Don’t let the smooth blanket of snow fool you. Don’t be deceived by the footpaths free of summertime crowds or the trees patiently waiting for spring. Winter at the Arnold Arboretum is a busy time.
For humans, it’s a time for catching up outdoors and forging ahead inside. It’s a time when the frozen ground is a blessing, when heavy machinery — a bucket truck to reach high branches, say — can cover territory that is off-limits in the summer. Meanwhile, horticulture crews have time to focus on oft-neglected patches of natural woodland, targeting invasive species.
Indoors, researchers peer into microscopes and visit greenhouses, examining and cataloging collections from other seasons. Though spring prep work is typically completed in the autumn, planning for the season is ongoing, as is the development of programs for high school and college interns interested in horticulture.
Work aside, winter at the Arboretum is a time of beauty, of marveling at the gnarled branches of the hawthorn collection, of surprise at the fresh blossoms on the witch hazels, and of transport while walking snowy paths under evergreens.
“The firs, spruces, and pines, you really get a chance to appreciate them in the winter better. Juxtaposed against the snow, you can be transported to the Alps, the Rockies, wherever you want,” said Michael Dosmann, curator of living collections.
For horticulture supervisor Andrew Gapinski, the witch hazels are most interesting. The shrubs win the annual competition for pollinators by blossoming when other plants are still sleeping. Their spidery blossoms, which open through winter, are visited by gnats and other insects that become active during the season’s fleeting warm-ups.
In the fall, leaves are cleaned up and newly planted specimens are thoroughly watered to ensure they’re hydrated — especially evergreens, such as rhododendrons, that photosynthesize on warmer winter days even though they can’t draw water from the frozen ground, making them susceptible to drying out.
But one of the most important winter-prep tasks, Dosmann said, is a year-round one: ensuring that specimens enter the season in good health.
“We practice tough love here. We don’t have the necessary resources to go through and pamper plants. A healthy plant going into winter will winter [well] and be good in the spring.”

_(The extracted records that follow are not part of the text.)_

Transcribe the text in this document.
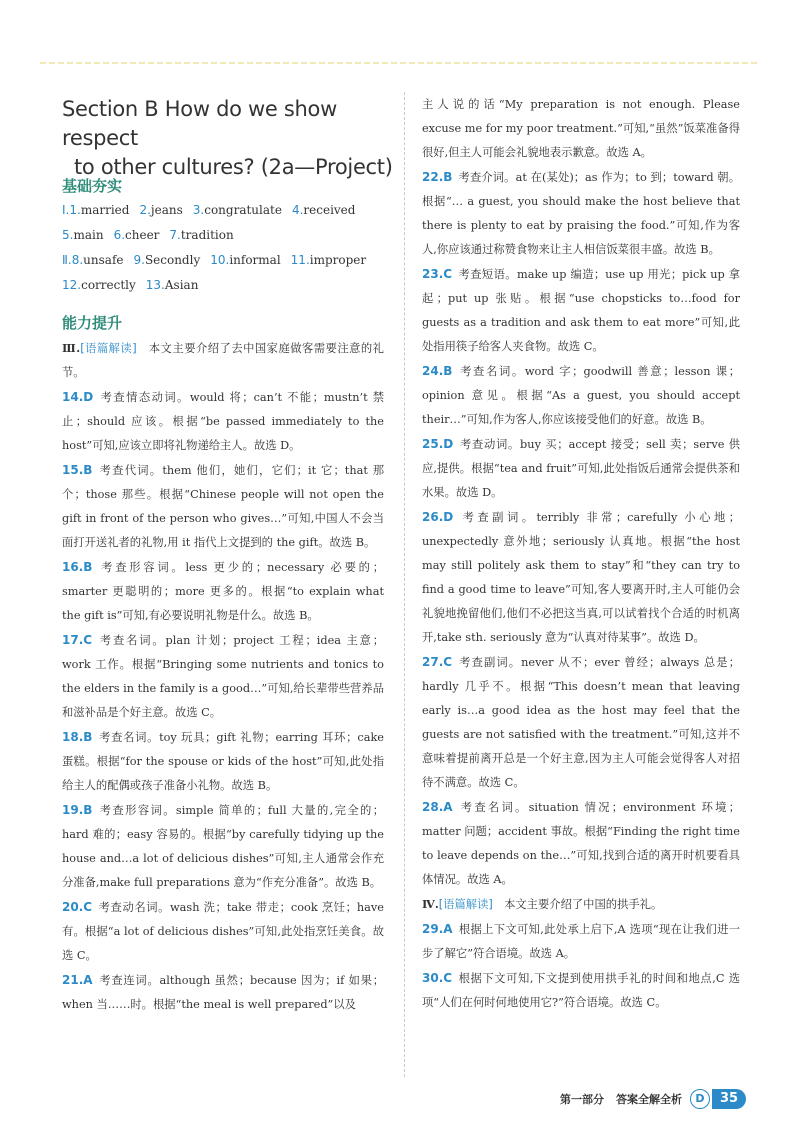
Section B How do we show respect
to other cultures? (2a—Project)
基础夯实
Ⅰ.1.married 2.jeans 3.congratulate 4.received
5.main 6.cheer 7.tradition
Ⅱ.8.unsafe 9.Secondly 10.informal 11.improper
12.correctly 13.Asian
能力提升
Ⅲ.[语篇解读]　本文主要介绍了去中国家庭做客需要注意的礼节。
14.D 考查情态动词。would 将；can’t 不能；mustn’t 禁止；should 应该。根据“be passed immediately to the host”可知,应该立即将礼物递给主人。故选 D。
15.B 考查代词。them 他们，她们，它们；it 它；that 那个；those 那些。根据“Chinese people will not open the gift in front of the person who gives…”可知,中国人不会当面打开送礼者的礼物,用 it 指代上文提到的 the gift。故选 B。
16.B 考查形容词。less 更少的；necessary 必要的；smarter 更聪明的；more 更多的。根据“to explain what the gift is”可知,有必要说明礼物是什么。故选 B。
17.C 考查名词。plan 计划；project 工程；idea 主意；work 工作。根据“Bringing some nutrients and tonics to the elders in the family is a good…”可知,给长辈带些营养品和滋补品是个好主意。故选 C。
18.B 考查名词。toy 玩具；gift 礼物；earring 耳环；cake 蛋糕。根据“for the spouse or kids of the host”可知,此处指给主人的配偶或孩子准备小礼物。故选 B。
19.B 考查形容词。simple 简单的；full 大量的,完全的；hard 难的；easy 容易的。根据“by carefully tidying up the house and…a lot of delicious dishes”可知,主人通常会作充分准备,make full preparations 意为“作充分准备”。故选 B。
20.C 考查动名词。wash 洗；take 带走；cook 烹饪；have 有。根据“a lot of delicious dishes”可知,此处指烹饪美食。故选 C。
21.A 考查连词。although 虽然；because 因为；if 如果；when 当……时。根据“the meal is well prepared”以及
主人说的话“My preparation is not enough. Please excuse me for my poor treatment.”可知,“虽然”饭菜准备得很好,但主人可能会礼貌地表示歉意。故选 A。
22.B 考查介词。at 在(某处)；as 作为；to 到；toward 朝。根据“… a guest, you should make the host believe that there is plenty to eat by praising the food.”可知,作为客人,你应该通过称赞食物来让主人相信饭菜很丰盛。故选 B。
23.C 考查短语。make up 编造；use up 用光；pick up 拿起；put up 张贴。根据“use chopsticks to…food for guests as a tradition and ask them to eat more”可知,此处指用筷子给客人夹食物。故选 C。
24.B 考查名词。word 字；goodwill 善意；lesson 课；opinion 意见。根据“As a guest, you should accept their…”可知,作为客人,你应该接受他们的好意。故选 B。
25.D 考查动词。buy 买；accept 接受；sell 卖；serve 供应,提供。根据“tea and fruit”可知,此处指饭后通常会提供茶和水果。故选 D。
26.D 考查副词。terribly 非常；carefully 小心地；unexpectedly 意外地；seriously 认真地。根据“the host may still politely ask them to stay”和“they can try to find a good time to leave”可知,客人要离开时,主人可能仍会礼貌地挽留他们,他们不必把这当真,可以试着找个合适的时机离开,take sth. seriously 意为“认真对待某事”。故选 D。
27.C 考查副词。never 从不；ever 曾经；always 总是；hardly 几乎不。根据“This doesn’t mean that leaving early is…a good idea as the host may feel that the guests are not satisfied with the treatment.”可知,这并不意味着提前离开总是一个好主意,因为主人可能会觉得客人对招待不满意。故选 C。
28.A 考查名词。situation 情况；environment 环境；matter 问题；accident 事故。根据“Finding the right time to leave depends on the…”可知,找到合适的离开时机要看具体情况。故选 A。
Ⅳ.[语篇解读]　本文主要介绍了中国的拱手礼。
29.A 根据上下文可知,此处承上启下,A 选项“现在让我们进一步了解它”符合语境。故选 A。
30.C 根据下文可知,下文提到使用拱手礼的时间和地点,C 选项“人们在何时何地使用它?”符合语境。故选 C。
第一部分 答案全解全析	D	35
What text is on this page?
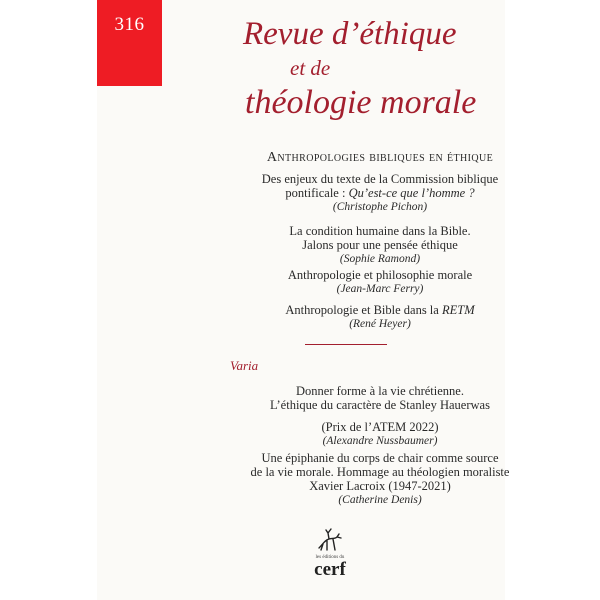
316	Revue d’éthique
et de
théologie morale
Anthropologies bibliques en éthique
Des enjeux du texte de la Commission biblique
pontificale : Qu’est-ce que l’homme ?
(Christophe Pichon)
La condition humaine dans la Bible.
Jalons pour une pensée éthique
(Sophie Ramond)
Anthropologie et philosophie morale
(Jean-Marc Ferry)
Anthropologie et Bible dans la RETM
(René Heyer)
Varia
Donner forme à la vie chrétienne.
L’éthique du caractère de Stanley Hauerwas
(Prix de l’ATEM 2022)
(Alexandre Nussbaumer)
Une épiphanie du corps de chair comme source
de la vie morale. Hommage au théologien moraliste
Xavier Lacroix (1947-2021)
(Catherine Denis)
les éditions du
cerf
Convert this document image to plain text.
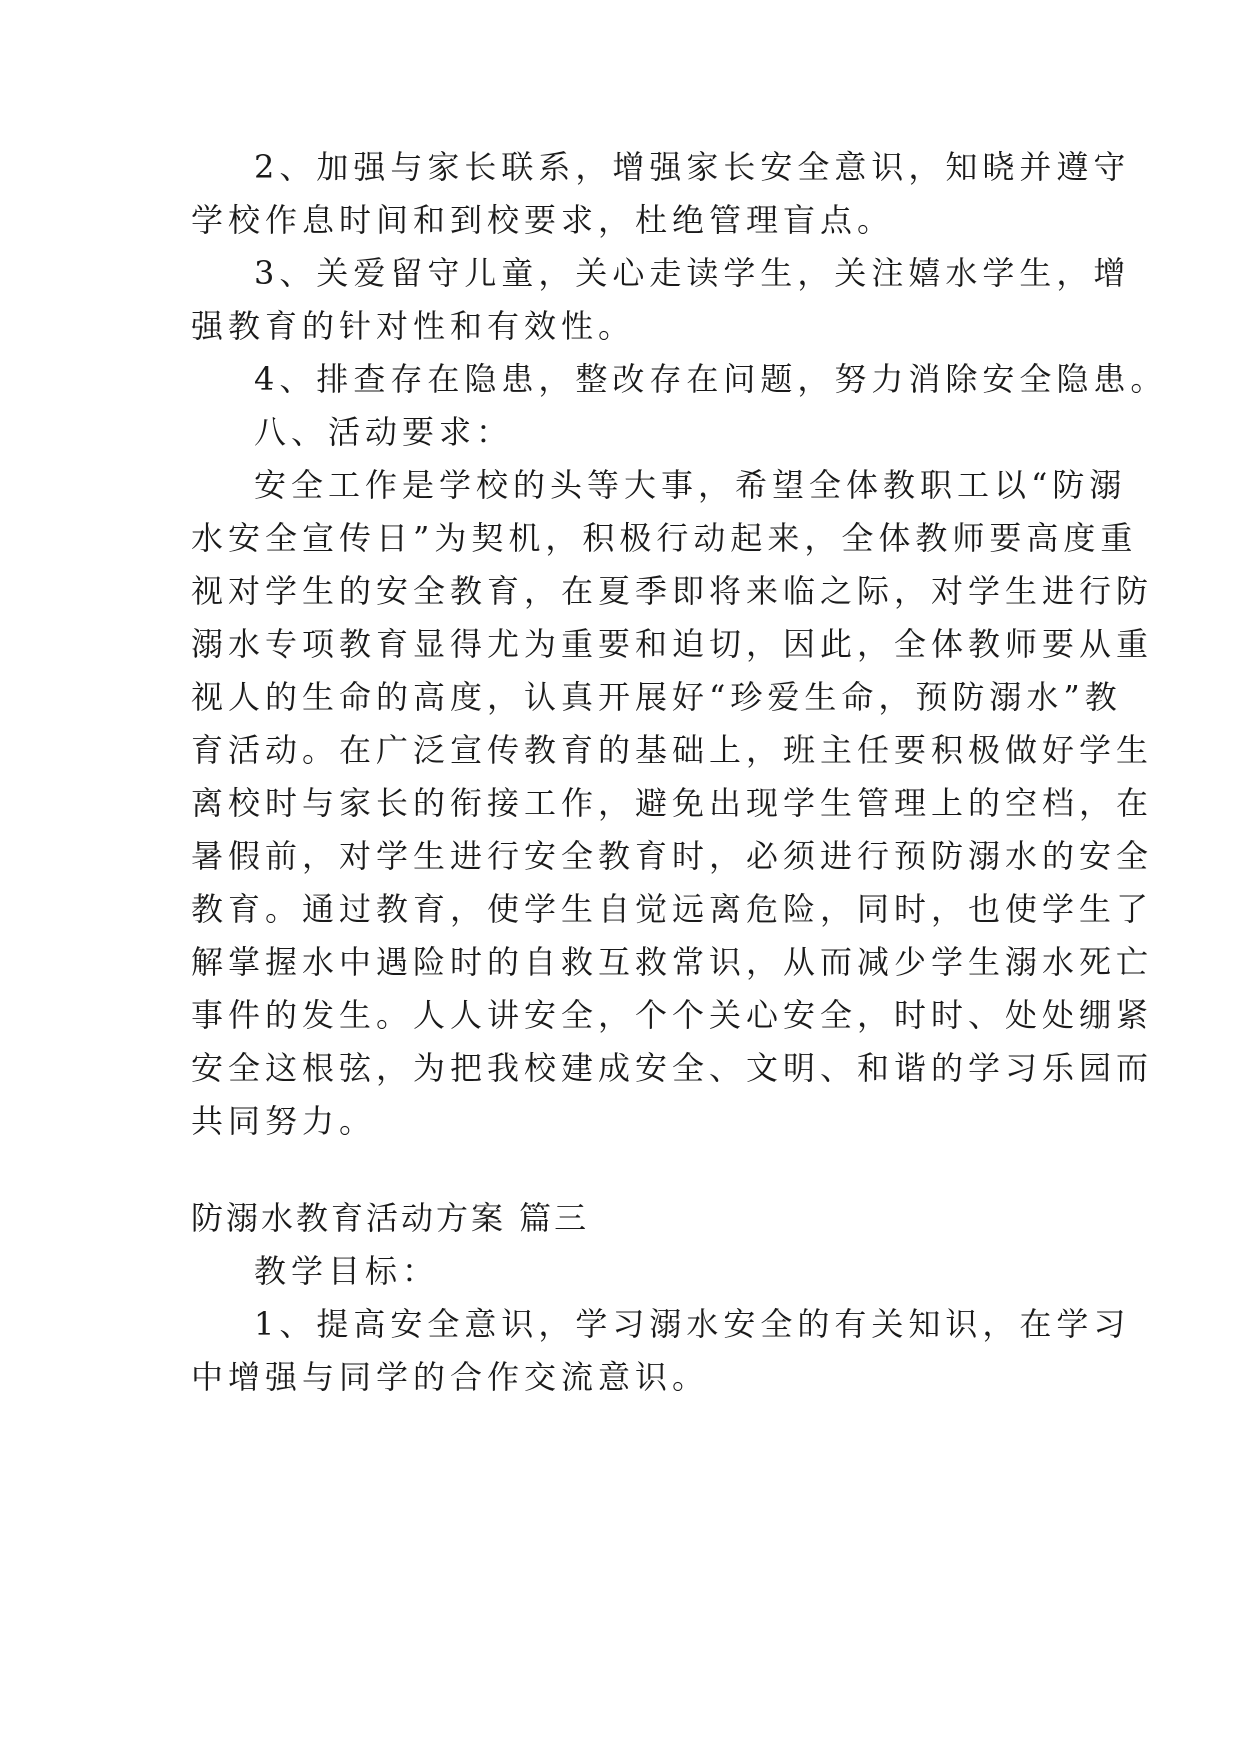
2、加强与家长联系，增强家长安全意识，知晓并遵守
学校作息时间和到校要求，杜绝管理盲点。
3、关爱留守儿童，关心走读学生，关注嬉水学生，增
强教育的针对性和有效性。
4、排查存在隐患，整改存在问题，努力消除安全隐患。
八、活动要求：
安全工作是学校的头等大事，希望全体教职工以“防溺
水安全宣传日”为契机，积极行动起来，全体教师要高度重
视对学生的安全教育，在夏季即将来临之际，对学生进行防
溺水专项教育显得尤为重要和迫切，因此，全体教师要从重
视人的生命的高度，认真开展好“珍爱生命，预防溺水”教
育活动。在广泛宣传教育的基础上，班主任要积极做好学生
离校时与家长的衔接工作，避免出现学生管理上的空档，在
暑假前，对学生进行安全教育时，必须进行预防溺水的安全
教育。通过教育，使学生自觉远离危险，同时，也使学生了
解掌握水中遇险时的自救互救常识，从而减少学生溺水死亡
事件的发生。人人讲安全，个个关心安全，时时、处处绷紧
安全这根弦，为把我校建成安全、文明、和谐的学习乐园而
共同努力。
防溺水教育活动方案 篇三
教学目标：
1、提高安全意识，学习溺水安全的有关知识，在学习
中增强与同学的合作交流意识。
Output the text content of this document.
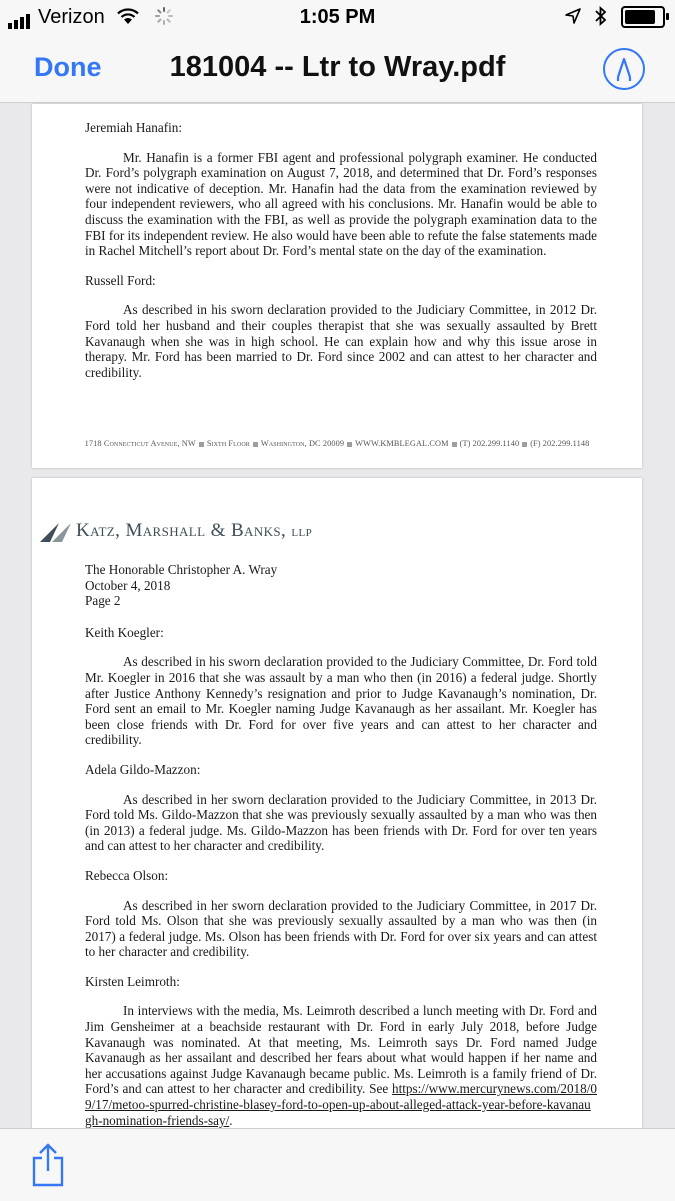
Verizon	1:05 PM

Done	181004 -- Ltr to Wray.pdf

Jeremiah Hanafin:

Mr. Hanafin is a former FBI agent and professional polygraph examiner. He conducted Dr. Ford’s polygraph examination on August 7, 2018, and determined that Dr. Ford’s responses were not indicative of deception. Mr. Hanafin had the data from the examination reviewed by four independent reviewers, who all agreed with his conclusions. Mr. Hanafin would be able to discuss the examination with the FBI, as well as provide the polygraph examination data to the FBI for its independent review. He also would have been able to refute the false statements made in Rachel Mitchell’s report about Dr. Ford’s mental state on the day of the examination.

Russell Ford:

As described in his sworn declaration provided to the Judiciary Committee, in 2012 Dr. Ford told her husband and their couples therapist that she was sexually assaulted by Brett Kavanaugh when she was in high school. He can explain how and why this issue arose in therapy. Mr. Ford has been married to Dr. Ford since 2002 and can attest to her character and credibility.

1718 Connecticut Avenue, NW Sixth Floor Washington, DC 20009 WWW.KMBLEGAL.COM (T) 202.299.1140 (F) 202.299.1148
Katz, Marshall & Banks, LLP
The Honorable Christopher A. Wray
October 4, 2018
Page 2

Keith Koegler:

As described in his sworn declaration provided to the Judiciary Committee, Dr. Ford told Mr. Koegler in 2016 that she was assault by a man who then (in 2016) a federal judge. Shortly after Justice Anthony Kennedy’s resignation and prior to Judge Kavanaugh’s nomination, Dr. Ford sent an email to Mr. Koegler naming Judge Kavanaugh as her assailant. Mr. Koegler has been close friends with Dr. Ford for over five years and can attest to her character and credibility.

Adela Gildo-Mazzon:

As described in her sworn declaration provided to the Judiciary Committee, in 2013 Dr. Ford told Ms. Gildo-Mazzon that she was previously sexually assaulted by a man who was then (in 2013) a federal judge. Ms. Gildo-Mazzon has been friends with Dr. Ford for over ten years and can attest to her character and credibility.

Rebecca Olson:

As described in her sworn declaration provided to the Judiciary Committee, in 2017 Dr. Ford told Ms. Olson that she was previously sexually assaulted by a man who was then (in 2017) a federal judge. Ms. Olson has been friends with Dr. Ford for over six years and can attest to her character and credibility.

Kirsten Leimroth:

In interviews with the media, Ms. Leimroth described a lunch meeting with Dr. Ford and Jim Gensheimer at a beachside restaurant with Dr. Ford in early July 2018, before Judge Kavanaugh was nominated. At that meeting, Ms. Leimroth says Dr. Ford named Judge Kavanaugh as her assailant and described her fears about what would happen if her name and her accusations against Judge Kavanaugh became public. Ms. Leimroth is a family friend of Dr. Ford’s and can attest to her character and credibility. See https://www.mercurynews.com/2018/09/17/metoo-spurred-christine-blasey-ford-to-open-up-about-alleged-attack-year-before-kavanaugh-nomination-friends-say/.
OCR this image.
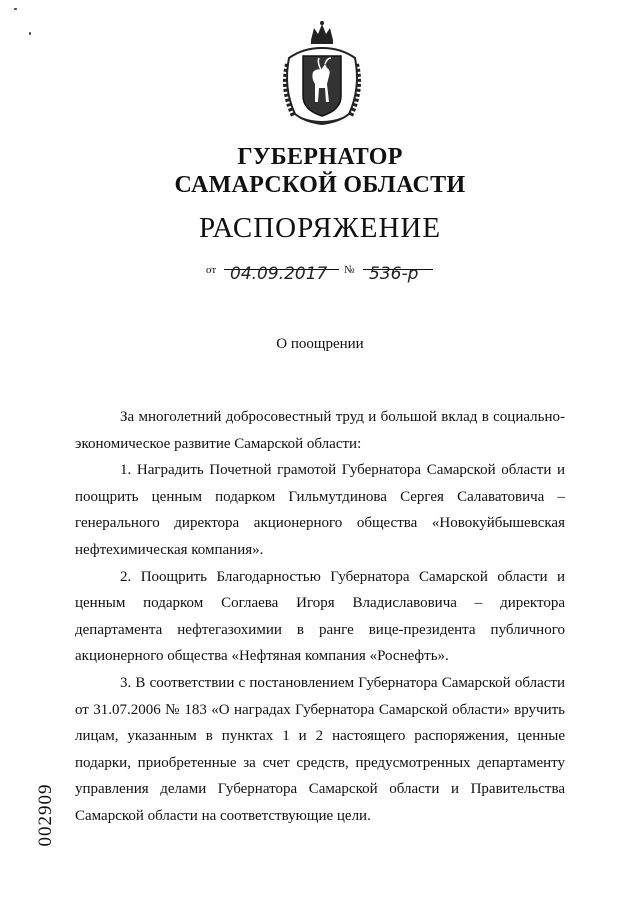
ГУБЕРНАТОР
САМАРСКОЙ ОБЛАСТИ
РАСПОРЯЖЕНИЕ
от 04.09.2017 № 536-р
О поощрении

За многолетний добросовестный труд и большой вклад в социально-экономическое развитие Самарской области:

1. Наградить Почетной грамотой Губернатора Самарской области и поощрить ценным подарком Гильмутдинова Сергея Салаватовича – генерального директора акционерного общества «Новокуйбышевская нефтехимическая компания».

2. Поощрить Благодарностью Губернатора Самарской области и ценным подарком Соглаева Игоря Владиславовича – директора департамента нефтегазохимии в ранге вице-президента публичного акционерного общества «Нефтяная компания «Роснефть».

3. В соответствии с постановлением Губернатора Самарской области от 31.07.2006 № 183 «О наградах Губернатора Самарской области» вручить лицам, указанным в пунктах 1 и 2 настоящего распоряжения, ценные подарки, приобретенные за счет средств, предусмотренных департаменту управления делами Губернатора Самарской области и Правительства Самарской области на соответствующие цели.

002909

The first step in that process is choosing a site, Dosmann said. With the Arboretum’s 140 years of history to draw on, horticulturists know better than to put in plants that won’t make it through the winter, but in some cases knowing how conditions vary across the terrain is valuable, Dosmann said. Certain locations have microclimates that are a benefit to tender plants. Explorers Garden, a flat area on Bussey Hill, gets ample sunshine on its southwest-facing slope, and its elevation keeps it above winter’s coldest bite, as the chill air drains away to lower elevations.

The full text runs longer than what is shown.